Democrats tried explaining it, blaming Republicans. See? We are on your side. White House spokesperson Andrew Bates wrote:
Congressional Republicans and former Trump Administration officials owe East Palestine an apology for selling them out to rail industry lobbyists when they dismantled Obama-Biden rail safety protections as well as EPA powers to rapidly contain spills. Congressional Republicans laid the groundwork for the Trump Administration to tear up requirements for more effective train brakes, and last year most House Republicans wanted to defund our ability to protect drinking water.
Worthless words.
Buttigieg tried explaining that the real work was being done by EPA officials from the start. He justified not being there physically.
There's two kinds of people who show up when you have that kind of disaster experience: people who are there because they have a specific job to do and are there to get something done, and people who are there to look good and have their picture taken.
More worthless words. Is that factually true about showboats? No matter. It sounds like an excuse from someone who doesn't want to be bothered.

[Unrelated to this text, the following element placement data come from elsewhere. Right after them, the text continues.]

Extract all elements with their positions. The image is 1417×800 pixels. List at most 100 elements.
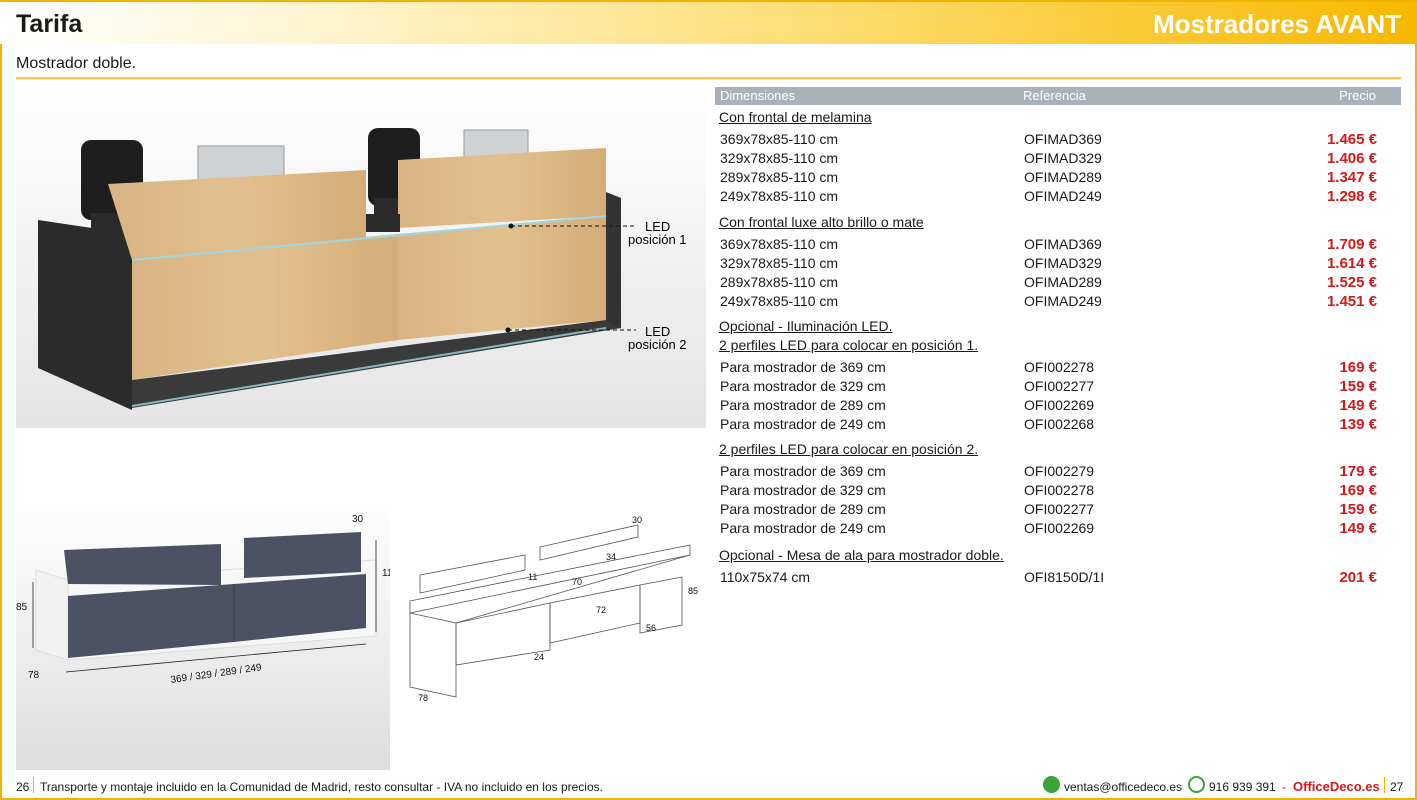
- cell-dimension: 289x78x85-110 cm: [720, 169, 839, 185]
- cell-price: 149 €: [1339, 520, 1377, 537]
- price-table: Dimensiones Referencia Precio Con fronta…: [715, 87, 1401, 587]
- sketch-dim-78: 78: [418, 693, 428, 703]
- product-photo: LED posición 1 LED posición 2: [16, 88, 706, 428]
- cell-reference: OFI002277: [1024, 501, 1095, 517]
- page-number-right: 27: [1390, 780, 1404, 794]
- cell-price: 179 €: [1339, 463, 1377, 480]
- table-row: 289x78x85-110 cm OFIMAD289 1.347 €: [715, 168, 1401, 187]
- cell-reference: OFIMAD249: [1024, 188, 1102, 204]
- table-row: 110x75x74 cm OFI8150D/1I 201 €: [715, 568, 1401, 587]
- dimension-render: 30 110 85 78 369 / 329 / 289 / 249: [16, 500, 390, 770]
- section-title: 2 perfiles LED para colocar en posición …: [719, 337, 979, 353]
- cell-dimension: 110x75x74 cm: [720, 569, 811, 585]
- cell-price: 169 €: [1339, 482, 1377, 499]
- cell-reference: OFI002278: [1024, 359, 1095, 375]
- sketch-dim-70: 70: [572, 577, 582, 587]
- cell-dimension: Para mostrador de 329 cm: [720, 482, 886, 498]
- cell-dimension: Para mostrador de 369 cm: [720, 463, 886, 479]
- cell-dimension: 329x78x85-110 cm: [720, 255, 839, 271]
- cell-dimension: Para mostrador de 369 cm: [720, 359, 886, 375]
- sketch-dim-24: 24: [534, 652, 544, 662]
- cell-price: 1.406 €: [1326, 150, 1377, 167]
- page-frame-left: [0, 0, 2, 800]
- cell-reference: OFIMAD329: [1024, 255, 1102, 271]
- table-header: Dimensiones Referencia Precio: [715, 87, 1401, 105]
- page-header: Tarifa Mostradores AVANT: [0, 0, 1417, 44]
- technical-sketch: 30 34 11 70 72 85 56 24 78: [409, 515, 698, 703]
- cell-reference: OFIMAD369: [1024, 131, 1102, 147]
- cell-reference: OFI002269: [1024, 520, 1095, 536]
- cell-reference: OFIMAD249: [1024, 293, 1102, 309]
- cell-dimension: 329x78x85-110 cm: [720, 150, 839, 166]
- section-title: 2 perfiles LED para colocar en posición …: [719, 441, 979, 457]
- footer-brand[interactable]: OfficeDeco.es: [1293, 779, 1380, 794]
- cell-reference: OFI8150D/1I: [1024, 569, 1105, 585]
- cell-dimension: Para mostrador de 249 cm: [720, 416, 886, 432]
- sketch-dim-30: 30: [632, 515, 642, 525]
- cell-price: 149 €: [1339, 397, 1377, 414]
- header-dimensiones: Dimensiones: [720, 88, 796, 103]
- cell-reference: OFIMAD329: [1024, 150, 1102, 166]
- footer-dash: -: [1282, 780, 1286, 794]
- cell-price: 139 €: [1339, 416, 1377, 433]
- cell-dimension: 249x78x85-110 cm: [720, 293, 839, 309]
- footer-note: Transporte y montaje incluido en la Comu…: [40, 780, 603, 794]
- table-row: Para mostrador de 289 cm OFI002269 149 €: [715, 396, 1401, 415]
- cell-dimension: Para mostrador de 329 cm: [720, 378, 886, 394]
- table-row: Para mostrador de 369 cm OFI002278 169 €: [715, 358, 1401, 377]
- cell-reference: OFIMAD289: [1024, 274, 1102, 290]
- dim-30: 30: [352, 514, 364, 525]
- product-subtitle: Mostrador doble.: [16, 55, 137, 72]
- top-panel-right: [398, 148, 606, 228]
- page-footer: 26 Transporte y montaje incluido en la C…: [0, 770, 1417, 798]
- email-icon: [1043, 776, 1060, 793]
- dim-85: 85: [16, 602, 28, 613]
- sketch-dim-34: 34: [606, 552, 616, 562]
- section-title: Opcional - Iluminación LED.: [719, 318, 893, 334]
- cell-dimension: 289x78x85-110 cm: [720, 274, 839, 290]
- footer-divider-right: [1384, 777, 1385, 793]
- header-right-title: Mostradores AVANT: [1153, 9, 1401, 39]
- cell-price: 201 €: [1339, 569, 1377, 586]
- table-row: 289x78x85-110 cm OFIMAD289 1.525 €: [715, 273, 1401, 292]
- cell-dimension: 369x78x85-110 cm: [720, 131, 839, 147]
- cell-dimension: 249x78x85-110 cm: [720, 188, 839, 204]
- cell-price: 159 €: [1339, 378, 1377, 395]
- cell-price: 1.347 €: [1326, 169, 1377, 186]
- table-row: Para mostrador de 369 cm OFI002279 179 €: [715, 462, 1401, 481]
- table-row: 369x78x85-110 cm OFIMAD369 1.709 €: [715, 235, 1401, 254]
- cell-reference: OFI002277: [1024, 378, 1095, 394]
- sketch-dim-72: 72: [596, 605, 606, 615]
- front-panel-right: [398, 216, 606, 340]
- cell-price: 1.451 €: [1326, 293, 1377, 310]
- section-title: Opcional - Mesa de ala para mostrador do…: [719, 547, 1004, 563]
- dim-110: 110: [382, 568, 390, 579]
- table-sections: Con frontal de melamina 369x78x85-110 cm O…: [715, 108, 1401, 587]
- footer-email[interactable]: ventas@officedeco.es: [1064, 780, 1182, 794]
- table-row: Para mostrador de 249 cm OFI002269 149 €: [715, 519, 1401, 538]
- led-sublabel-2: posición 2: [628, 337, 687, 352]
- cell-price: 1.525 €: [1326, 274, 1377, 291]
- cell-reference: OFI002279: [1024, 463, 1095, 479]
- cell-reference: OFIMAD289: [1024, 169, 1102, 185]
- cell-dimension: Para mostrador de 249 cm: [720, 520, 886, 536]
- table-row: 249x78x85-110 cm OFIMAD249 1.298 €: [715, 187, 1401, 206]
- table-row: Para mostrador de 329 cm OFI002277 159 €: [715, 377, 1401, 396]
- cell-dimension: Para mostrador de 289 cm: [720, 501, 886, 517]
- cell-price: 159 €: [1339, 501, 1377, 518]
- phone-icon: [1188, 776, 1205, 793]
- section-title: Con frontal luxe alto brillo o mate: [719, 214, 924, 230]
- table-row: 329x78x85-110 cm OFIMAD329 1.406 €: [715, 149, 1401, 168]
- header-precio: Precio: [1339, 88, 1376, 103]
- cell-reference: OFI002269: [1024, 397, 1095, 413]
- table-row: 369x78x85-110 cm OFIMAD369 1.465 €: [715, 130, 1401, 149]
- cell-price: 169 €: [1339, 359, 1377, 376]
- footer-phone: 916 939 391: [1209, 780, 1276, 794]
- cell-price: 1.465 €: [1326, 131, 1377, 148]
- table-row: Para mostrador de 329 cm OFI002278 169 €: [715, 481, 1401, 500]
- cell-price: 1.709 €: [1326, 236, 1377, 253]
- table-row: Para mostrador de 249 cm OFI002268 139 €: [715, 415, 1401, 434]
- cell-price: 1.298 €: [1326, 188, 1377, 205]
- page-number-left: 26: [16, 780, 30, 794]
- header-referencia: Referencia: [1023, 88, 1086, 103]
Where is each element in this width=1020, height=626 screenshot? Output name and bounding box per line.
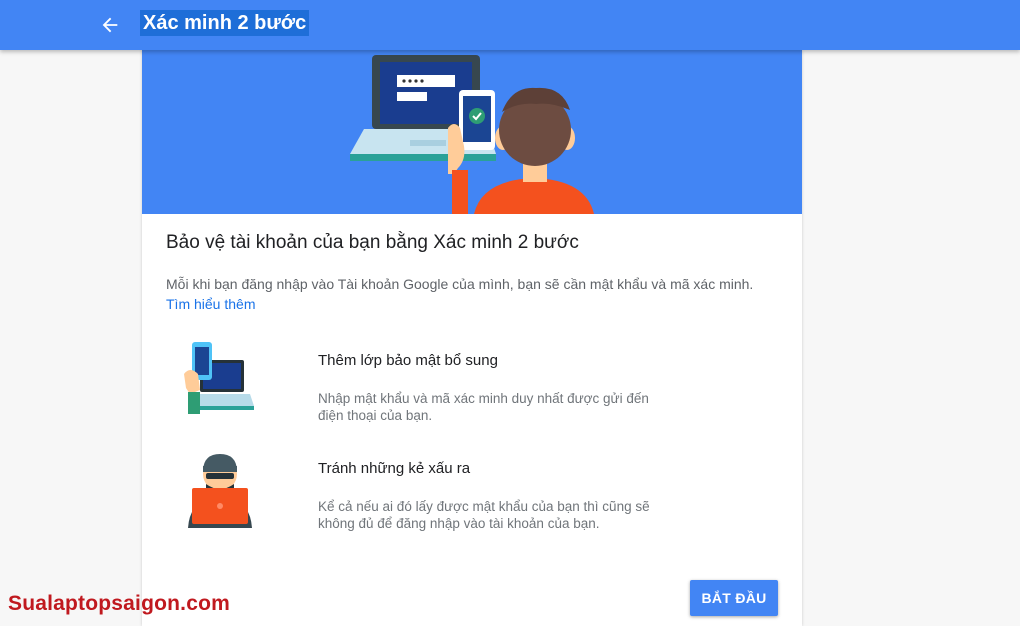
card-heading: Bảo vệ tài khoản của bạn bằng Xác minh 2… — [166, 232, 579, 253]
watermark: Sualaptopsaigon.com — [8, 592, 230, 615]
hero-banner — [142, 50, 802, 214]
feature-title: Tránh những kẻ xấu ra — [318, 460, 471, 477]
phone-laptop-icon — [184, 342, 254, 414]
feature-description: Kể cả nếu ai đó lấy được mật khẩu của bạ… — [318, 499, 650, 531]
start-button[interactable]: BẮT ĐẦU — [690, 580, 778, 616]
two-step-card: Bảo vệ tài khoản của bạn bằng Xác minh 2… — [142, 50, 802, 626]
feature-title: Thêm lớp bảo mật bổ sung — [318, 352, 498, 369]
learn-more-link[interactable]: Tìm hiểu thêm — [166, 296, 255, 312]
intro-text: Mỗi khi bạn đăng nhập vào Tài khoản Goog… — [166, 274, 766, 314]
back-button[interactable] — [96, 11, 124, 39]
page-title: Xác minh 2 bước — [140, 10, 310, 36]
top-app-bar: Xác minh 2 bước — [0, 0, 1020, 50]
intro-body: Mỗi khi bạn đăng nhập vào Tài khoản Goog… — [166, 276, 754, 292]
arrow-back-icon — [102, 17, 118, 33]
feature-description: Nhập mật khẩu và mã xác minh duy nhất đư… — [318, 391, 649, 423]
hero-illustration — [350, 55, 594, 214]
hacker-icon — [188, 454, 252, 528]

The optics of this disaster played out exactly as I feared when I wrote three days ago. Eastern Ohio is a White working-class area that gave 40-point margins to Trump. J.D. Vance, the new GOP senator from Ohio, said,
"These are sort of our people. It's a reasonably rural community. It's been affected by industrialization. These are the people who really lost when we lost our manufacturing base to China. And these are the people who are going to be forgotten by the media unless certain voices make sure that their interests are at the forefront."
A Financial Advisor would consider East Palestine to be a "good client" of Team GOP. Team GOP showed up to save that relationship. They held a media event with Donald Trump and the local mayor in East Palestine. Trump donated water bottles. They all criticized Biden for not caring about Ohio. They did not try to explain railroad safety rules. They tried to show that, in adversity, they were standing alongside local people.
A successful Financial Advisor does not get through a rough spot of client disappointment by sending a research report. One calls. One talks. One meets. A successful Financial Advisor attends the funeral of a client if at all possible.
I still have a Financial Advisor's perspective. Republicans opposition to railroad safety regulations make these incidents more likely, not less likely. No matter. The GOP people made a house call. These are our people and we want to be with family at a time of adversity. The Democrats phoned it in. They came with technicians on the ground and written reports arguing they were right all along. Every experience I have over a 30-year career as a Financial Advisor is that the GOP keeps the account.
Maintaining a client in a time of adversity is a matter of shared identity, not policy. Identity trumps policy. Democrats should know that. Democratic pundits scoffed at Trump going off to eat a McDonalds after the event. Democratic pundits shouldn't be sneering. They should be learning. Normal, regular working-class people eat at McDonalds.
These are our people, Vance said, and Republicans showed it.